Both Senators Naaten and Jallah has reportedly been in conflict since 2008 something the clergyman says is stalling development initiatives.
Speaking to reporters on Wednesday, March 23, 2016 in Monrovia, Rev. Mckay challenged the two men to forget whatsoever differences they may have and come together for the interest of the county and the citizens in fostering government’s decentralization policy.
The Lutheran Preacher said the senators’ attitudes have denied the county of basic development, while at the same time finances intended for construction of schools and hospital remain on hold at the bank.

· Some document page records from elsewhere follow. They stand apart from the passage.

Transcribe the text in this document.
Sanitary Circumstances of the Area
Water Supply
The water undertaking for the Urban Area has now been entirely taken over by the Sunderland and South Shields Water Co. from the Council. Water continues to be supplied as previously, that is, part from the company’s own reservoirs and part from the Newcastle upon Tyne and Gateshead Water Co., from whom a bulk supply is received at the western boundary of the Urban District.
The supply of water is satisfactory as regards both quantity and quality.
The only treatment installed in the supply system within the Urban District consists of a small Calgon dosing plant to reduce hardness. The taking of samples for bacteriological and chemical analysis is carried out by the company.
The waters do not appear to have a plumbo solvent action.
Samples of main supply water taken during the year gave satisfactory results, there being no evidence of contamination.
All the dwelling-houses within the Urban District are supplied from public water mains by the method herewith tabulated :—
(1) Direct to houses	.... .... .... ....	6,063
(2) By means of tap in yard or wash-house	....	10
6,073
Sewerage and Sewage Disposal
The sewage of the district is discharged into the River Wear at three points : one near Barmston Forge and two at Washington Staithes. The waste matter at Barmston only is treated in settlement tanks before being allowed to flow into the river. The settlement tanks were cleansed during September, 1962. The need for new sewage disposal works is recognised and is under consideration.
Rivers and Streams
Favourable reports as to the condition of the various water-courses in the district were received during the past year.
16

He observed that such attitude can be likened to the Islamic militants group, Boko Haram’s attitudes noting “it is Boko Haram that does not want western education in Nigeria” but noted that the situation is not insurmountable provided both Senators are willing to bury their differences.
Such behavior, the Lutheran clergyman said, has trickled down to the ordinary citizens in Gbapolu to the extent that residents and local authorities do not even want to cohesively foster national agenda in the county for several years now.
He said due to the fact that the two lawmakers of the county do not get along well, the entire Gbapolu is divided over tribal lines. He observed that if the situation is not brought under control it will soon degenerate into serious traditional war in the county.
He is therefore appealing to Vice President Joseph N. Boakai to kindly intervene and bring the situation under control.
Rev. Mckay said he is optimistic that with the traditional background of the VP Boakai, the situation can be resolved through an amicable and traditional minor in the county.
When contacted via mobile phone, the two lawmakers refused to comment on the matter but said “there is no conflict in the county, we are working.”